Why Dilma Rousseff is still a good bet
By Erasto Almeida At a moment when voter anger has elected leaders in the United States and Europe running for cover, a healthy number of Brazilian voters would like to see more of the same from their government. President Luiz Inácio Lula da Silva has presided over several years of relatively strong growth, major economic ...
By Erasto Almeida
By Erasto Almeida
At a moment when voter anger has elected leaders in the United States and Europe running for cover, a healthy number of Brazilian voters would like to see more of the same from their government. President Luiz Inácio Lula da Silva has presided over several years of relatively strong growth, major economic improvements for a significant portion of the population, and rising self-confidence across his country. The 2014 World Cup, the 2016 Olympics, a more obvious presence on the international diplomatic stage, and the discovery of an enormous amount of off-shore oil have fueled the perception that this is Brazil’s moment. Dilma Rousseff, Lula’s former chief of staff, has pledged to build on that record.
That’s why this will likely be one of the world’s very few status-quo elections over the next year. Rousseff, who has now advanced to a second-round run-off on Oct. 31 against former Sao Paulo governor Jose Serra, will also benefit from the dynamics of a head-to-head matchup. With just two candidates in the race, the Rousseff campaign will have an easier job making the case that the election offers a stark choice between a more uncertain and less prosperous past, represented by Serra and his record as a minister in the Fernando Henrique Cardoso administration (1994-2002), and a promising present and future represented by President Lula and Rousseff.
Polls suggest the race has tightened since the Oct. 3 first round, but the gap between Serra of the opposition PSDB and Rousseff has narrowed less than it seems, and she remains the clear favorite to become Brazil’s next president.
Most polls since the first round show Rousseff’s current lead at 5-7 percentage points, a significantly smaller lead than that forecast in second-round simulations held before the first round of voting. This has led some observers to argue that the race has tightened. But the apparently narrower margin probably has more to do with the pollsters’ failure weeks ago to accurately forecast that some voters would skip the first round than any real shift in voter preferences over the past three weeks. Though voting is mandatory in Brazil, 18 percent of those eligible didn’t turn up for the first round. Many of the absentees are lower income, less educated voters who are most likely to support Rousseff and the Workers Party. That helps explain why just before the first round, virtually every pollster projected that Rousseff had enough support to win without a run-off. She finished the first round with 46.9 percent of the votes. Correcting for this distortion, her lead probably hasn’t changed much — and a poll published just last night shows Rousseff’s lead widening a bit.
The election is not a done deal.

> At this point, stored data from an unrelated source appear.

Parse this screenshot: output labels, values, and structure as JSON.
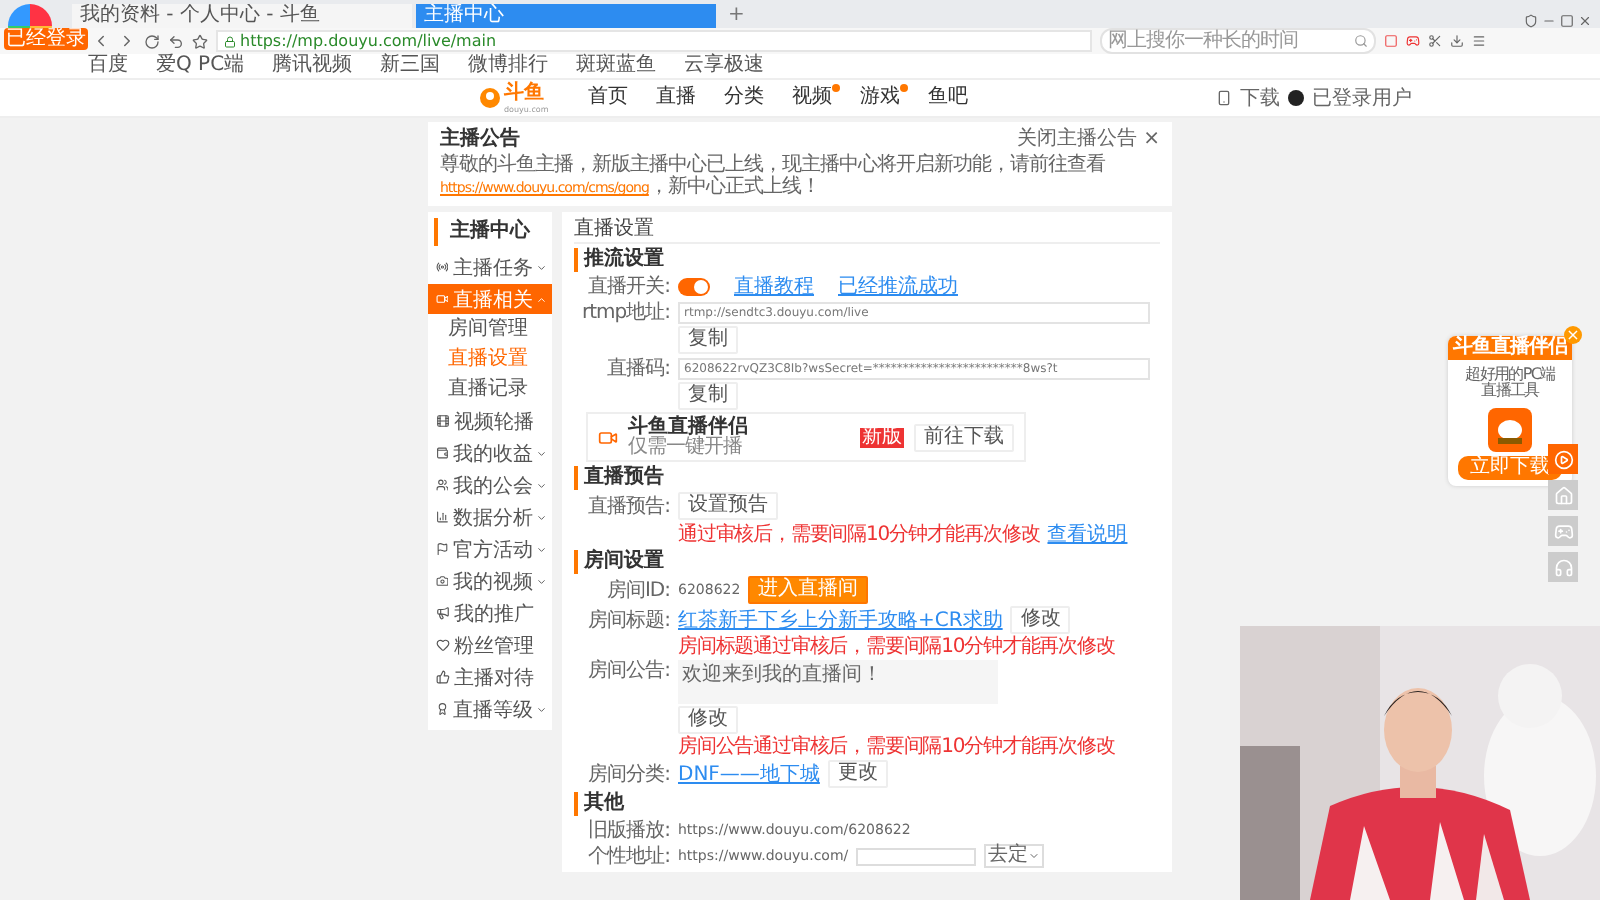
{
  "browser": {
    "badge": "已经登录",
    "tabs": [
      {
        "label": "我的资料 - 个人中心 - 斗鱼",
        "selected": false
      },
      {
        "label": "主播中心",
        "selected": true
      }
    ],
    "new_tab": "+",
    "address": "https://mp.douyu.com/live/main",
    "search_placeholder": "网上搜你一种长的时间",
    "bookmarks": [
      "百度",
      "爱Q PC端",
      "腾讯视频",
      "新三国",
      "微博排行",
      "斑斑蓝鱼",
      "云享极速"
    ]
  },
  "site_nav": {
    "logo": "斗鱼",
    "logo_sub": "douyu.com",
    "items": [
      {
        "label": "首页",
        "dot": false
      },
      {
        "label": "直播",
        "dot": false
      },
      {
        "label": "分类",
        "dot": false
      },
      {
        "label": "视频",
        "dot": true
      },
      {
        "label": "游戏",
        "dot": true
      },
      {
        "label": "鱼吧",
        "dot": false
      }
    ],
    "download": "下载",
    "user": "已登录用户"
  },
  "notice": {
    "title": "主播公告",
    "close_label": "关闭主播公告",
    "close": "×",
    "text_before": "尊敬的斗鱼主播，新版主播中心已上线，现主播中心将开启新功能，请前往查看",
    "link": "https://www.douyu.com/cms/gong",
    "text_after": "，新中心正式上线！"
  },
  "sidebar": {
    "title": "主播中心",
    "items": [
      {
        "label": "主播任务",
        "expandable": true,
        "expanded": false,
        "selected": false
      },
      {
        "label": "直播相关",
        "expandable": true,
        "expanded": true,
        "selected": true,
        "children": [
          {
            "label": "房间管理",
            "selected": false
          },
          {
            "label": "直播设置",
            "selected": true
          },
          {
            "label": "直播记录",
            "selected": false
          }
        ]
      },
      {
        "label": "视频轮播",
        "expandable": false,
        "selected": false
      },
      {
        "label": "我的收益",
        "expandable": true,
        "expanded": false,
        "selected": false
      },
      {
        "label": "我的公会",
        "expandable": true,
        "expanded": false,
        "selected": false
      },
      {
        "label": "数据分析",
        "expandable": true,
        "expanded": false,
        "selected": false
      },
      {
        "label": "官方活动",
        "expandable": true,
        "expanded": false,
        "selected": false
      },
      {
        "label": "我的视频",
        "expandable": true,
        "expanded": false,
        "selected": false
      },
      {
        "label": "我的推广",
        "expandable": false,
        "selected": false
      },
      {
        "label": "粉丝管理",
        "expandable": false,
        "selected": false
      },
      {
        "label": "主播对待",
        "expandable": false,
        "selected": false
      },
      {
        "label": "直播等级",
        "expandable": true,
        "expanded": false,
        "selected": false
      }
    ]
  },
  "main": {
    "title": "直播设置",
    "sections": [
      {
        "heading": "推流设置",
        "rows": [
          {
            "kind": "toggle",
            "label": "直播开关:",
            "on": true,
            "links": [
              "直播教程",
              "已经推流成功"
            ]
          },
          {
            "kind": "copy",
            "label": "rtmp地址:",
            "value": "rtmp://sendtc3.douyu.com/live",
            "button": "复制"
          },
          {
            "kind": "copy",
            "label": "直播码:",
            "value": "6208622rvQZ3C8Ib?wsSecret=*************************8ws?t",
            "button": "复制"
          },
          {
            "kind": "promo",
            "title": "斗鱼直播伴侣",
            "tag": "新版",
            "subtitle": "仅需一键开播",
            "button": "前往下载"
          }
        ]
      },
      {
        "heading": "直播预告",
        "rows": [
          {
            "kind": "action",
            "label": "直播预告:",
            "button": "设置预告",
            "note": "通过审核后，需要间隔10分钟才能再次修改",
            "note_link": "查看说明"
          }
        ]
      },
      {
        "heading": "房间设置",
        "rows": [
          {
            "kind": "room_id",
            "label": "房间ID:",
            "value": "6208622",
            "button": "进入直播间"
          },
          {
            "kind": "link_edit",
            "label": "房间标题:",
            "link": "红茶新手下乡上分新手攻略+CR求助",
            "button": "修改",
            "note": "房间标题通过审核后，需要间隔10分钟才能再次修改"
          },
          {
            "kind": "textarea",
            "label": "房间公告:",
            "value": "欢迎来到我的直播间！",
            "button": "修改",
            "note": "房间公告通过审核后，需要间隔10分钟才能再次修改"
          },
          {
            "kind": "link_edit",
            "label": "房间分类:",
            "link": "DNF——地下城",
            "button": "更改"
          }
        ]
      },
      {
        "heading": "其他",
        "rows": [
          {
            "kind": "text",
            "label": "旧版播放:",
            "value": "https://www.douyu.com/6208622"
          },
          {
            "kind": "custom_url",
            "label": "个性地址:",
            "value": "https://www.douyu.com/",
            "select": "去定"
          }
        ]
      }
    ]
  },
  "widget": {
    "title": "斗鱼直播伴侣",
    "subtitle": "超好用的PC端直播工具",
    "button": "立即下载",
    "close": "×"
  }
}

A bolt from the blue, probably in the form of new corruption allegations that touch Rousseff personally, could still flip the outcome. A corruption scandal involving her inner circle has already slowed her momentum in the run-up for the first round. Rousseff could also move off message and opt for a strategy of attacking Serra, making the opposition candidate’s task easier. She seemed headed in that direction during a televised debate last week, but she appears to have gotten the message and returned to her core argument of comparing Lula’s administration’s with his predecessor’s.
To win, Serra will have to draw about 90 percent of the voters who chose third-place finisher Marina Silva in the first round — she and her party have refused to endorse either Rousseff or Serra — or steal a few of Rousseff’s voters for good measure.
That’s very unlikely to happen.
Erasto Almeida is an analyst in Eurasia Group’s Latin America practice.